I don’t know much about FOSS, and open source projects. But, as far as I know, don’t all the changes have to be approved?
To finish up, I forgot to ask before. Will Logseq get something like supertags?
Of course and nothing stop you from using them too, but if you want your PDF annotations referenced directly in your notes, Logseq does a pretty good job. Instead whiteboards are to organize spatially mainly Logseq entities like blocks and pages, so it’s different from any other canvas application that works with its own entities.
The policy can change a lot from one project to another but Logseq is one of the most welcoming ones I know: as soon as your code meets quality standards and makes sense it will be accepted. In case a feature is very specific and doesn’t make sense to be included in Logseq itself, you probably will be able to develop a plugin instead. It’s hard to imagine a more open platform than Logseq, you can hack it on many levels as a user, as a Web developer or as a Clojure developer.
Ben developed a lot of plugins and now he is working on one inspired by Tana supertags:
But I think at a certain point Logseq may have something even better because what you can do with supertags makes sense a lot in Logseq but the implementation should be better designed to integrate in Logseq UI/UX in my opinion.
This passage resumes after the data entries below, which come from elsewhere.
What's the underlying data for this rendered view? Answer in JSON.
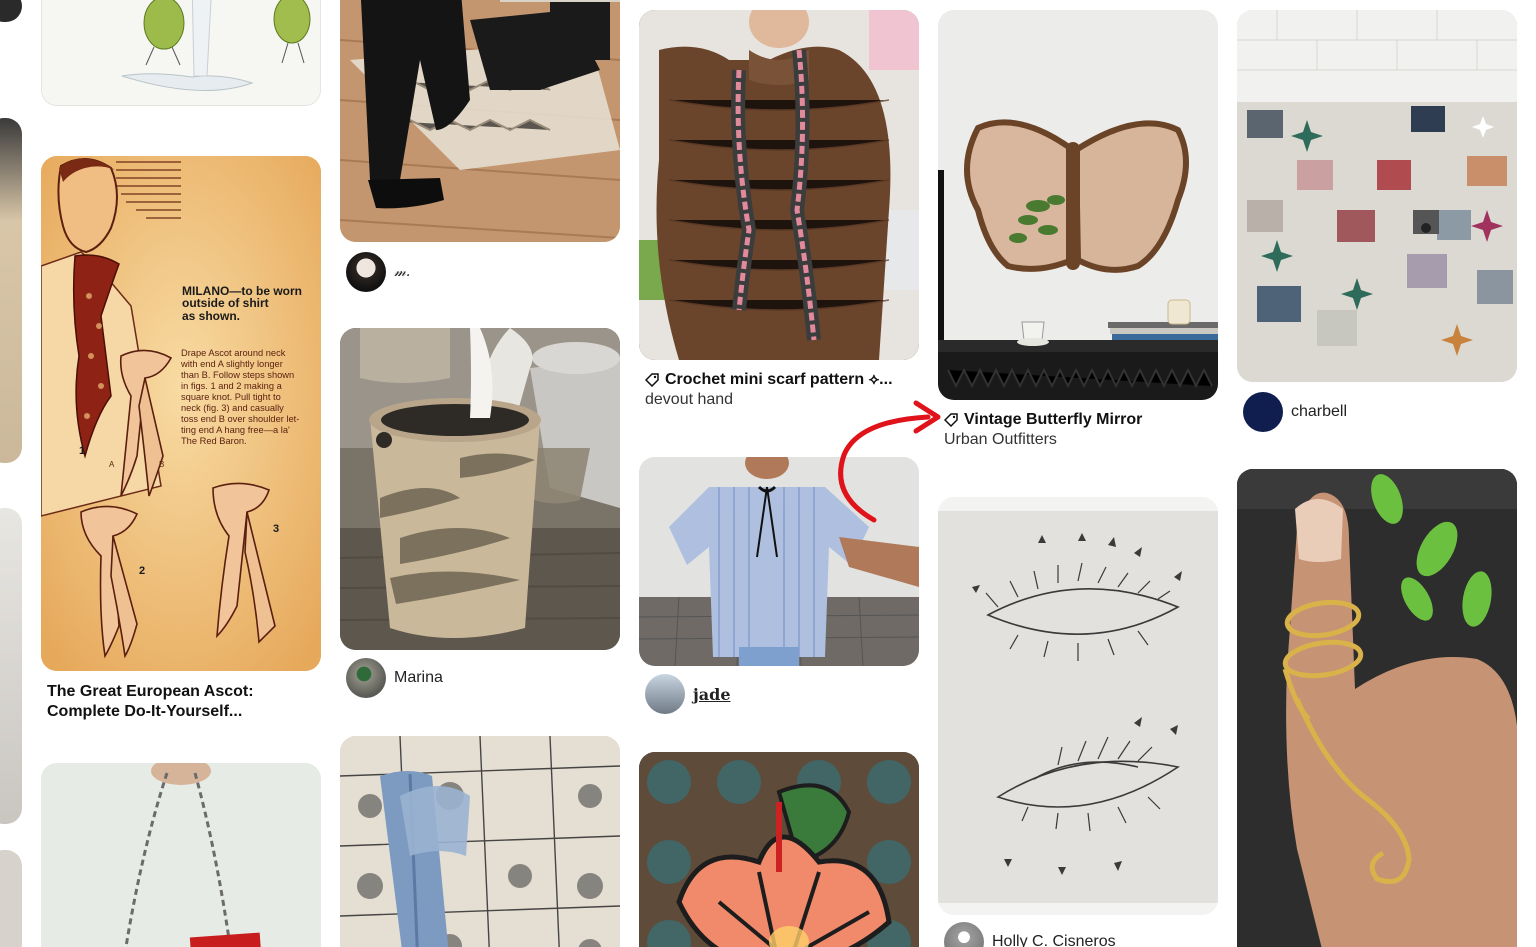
{
  "columns": {
    "c1": {
      "pin1": {},
      "pin2": {
        "title_line1": "The Great European Ascot:",
        "title_line2": "Complete Do-It-Yourself..."
      },
      "pin2_illustration": {
        "heading_line1": "MILANO—to be worn",
        "heading_line2": "outside of shirt",
        "heading_line3": "as shown.",
        "instructions": [
          "Drape Ascot around neck",
          "with end A slightly longer",
          "than B. Follow steps shown",
          "in figs. 1 and 2 making a",
          "square knot. Pull tight to",
          "neck (fig. 3) and casually",
          "toss end B over shoulder let-",
          "ting end A hang free—a la'",
          "The Red Baron."
        ],
        "fig1": "1",
        "fig2": "2",
        "fig3": "3",
        "end_a": "A",
        "end_b": "B"
      }
    },
    "c2": {
      "pin1": {
        "username": "𝓂."
      },
      "pin2": {
        "username": "Marina"
      }
    },
    "c3": {
      "pin1": {
        "title": "Crochet mini scarf pattern ⟡...",
        "subtitle": "devout hand"
      },
      "pin2": {
        "username": "jade"
      }
    },
    "c4": {
      "pin1": {
        "title": "Vintage Butterfly Mirror",
        "subtitle": "Urban Outfitters"
      },
      "pin2": {
        "username": "Holly C. Cisneros"
      }
    },
    "c5": {
      "pin1": {
        "username": "charbell"
      }
    }
  },
  "colors": {
    "annotation_arrow": "#e0121a",
    "avatar_charbell": "#0f1e4f"
  },
  "icons": [
    "tag-icon",
    "curved-arrow-icon"
  ]
}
Okay thank you, you have convinced me, I’m sticking with Logseq. Just what do you mean with
Do you mean that: https://twitter.com/logseq/status/1605224589046386689?
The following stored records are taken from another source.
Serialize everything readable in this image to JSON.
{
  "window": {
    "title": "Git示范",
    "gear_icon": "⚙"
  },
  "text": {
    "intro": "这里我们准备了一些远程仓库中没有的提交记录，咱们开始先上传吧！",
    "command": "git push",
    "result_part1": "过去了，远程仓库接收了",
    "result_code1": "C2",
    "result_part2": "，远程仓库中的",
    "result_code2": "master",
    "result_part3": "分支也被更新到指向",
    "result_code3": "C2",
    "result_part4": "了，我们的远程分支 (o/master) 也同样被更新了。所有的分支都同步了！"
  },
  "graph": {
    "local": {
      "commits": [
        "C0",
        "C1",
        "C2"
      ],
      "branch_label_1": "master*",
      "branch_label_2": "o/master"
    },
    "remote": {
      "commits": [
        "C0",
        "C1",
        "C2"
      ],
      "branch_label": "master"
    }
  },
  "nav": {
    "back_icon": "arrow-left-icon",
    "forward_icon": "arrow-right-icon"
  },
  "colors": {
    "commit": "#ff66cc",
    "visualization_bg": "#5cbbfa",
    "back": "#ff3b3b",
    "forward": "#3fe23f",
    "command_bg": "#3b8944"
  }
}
I see that is really helpful, not directly for making notes, but for linking them and having better control over them. Awesome.
Just now I’m seeing how much functionality of Logseq I’m not using.
Thanks for your help and opening my eyes(that sounds far more religious than I wanted).
I’ll mark your answer as solution, as I think that helps you.
This is the correct answer.
I would try a shorter one with to me tana looks like block based graph (nodes) crossed with data structures (supertags). That’s why some people refer to it as if notion and roam had a baby.
There are some cool things you can do with it. I have an account and have played around with it but am nervous of how proprietry it is as per @alex0’s writeup.
At this point i am sticking with Logseq as owning your notes is a big deal to me.
It’s also important for me, because I can make a bot that resembles me at least a little if I know I’ll die..
But, seriously I do mean it would be nice to create a bot using this data.
Excellent summary of both apps.
There is an additional good feedback on Discord
Such a great in-depth review, tyvm
I find the hype surrounding Tana more daunting than inviting. It says everywhere that it’s the tool “everyone” is talking about. And then it turns out that only those who claim that everyone is talking about it are talking about it. Like they’re getting paid to make nice weather for Tana. The professional evangelists who chase after every hype, and when there isn’t any, create hype themselves.
As long as Logseq gives the right answer to some of the good features in Tana, they can do whatever marketing and it still should be in a good position. I summarized some of my pain points in What I am missing from Tana, if interested. In the end the fundamental difference between both products for me is: one is proprietary,online and the other one FOSS, local-first.
There is no question a tool needs enough features to be useful. But there is a breaking point between enough and gratuitous. Most people don’t care to move beyond a simplistic workflow into more complex ones for getting things done. Thus, it’s like the days when features sold DVD players but everyone basically put in the disc and just hit play.
Loqseq has a sufficient set of features to be useful as is, even if it never added another. Other tools will eclipse it, certainly. But Tana will eventually have a price tag. Logseq won’t. It’s local-first. You own your data and your data is human readable.
In my experience, the tool rarely determines a person’s productivity. The person does.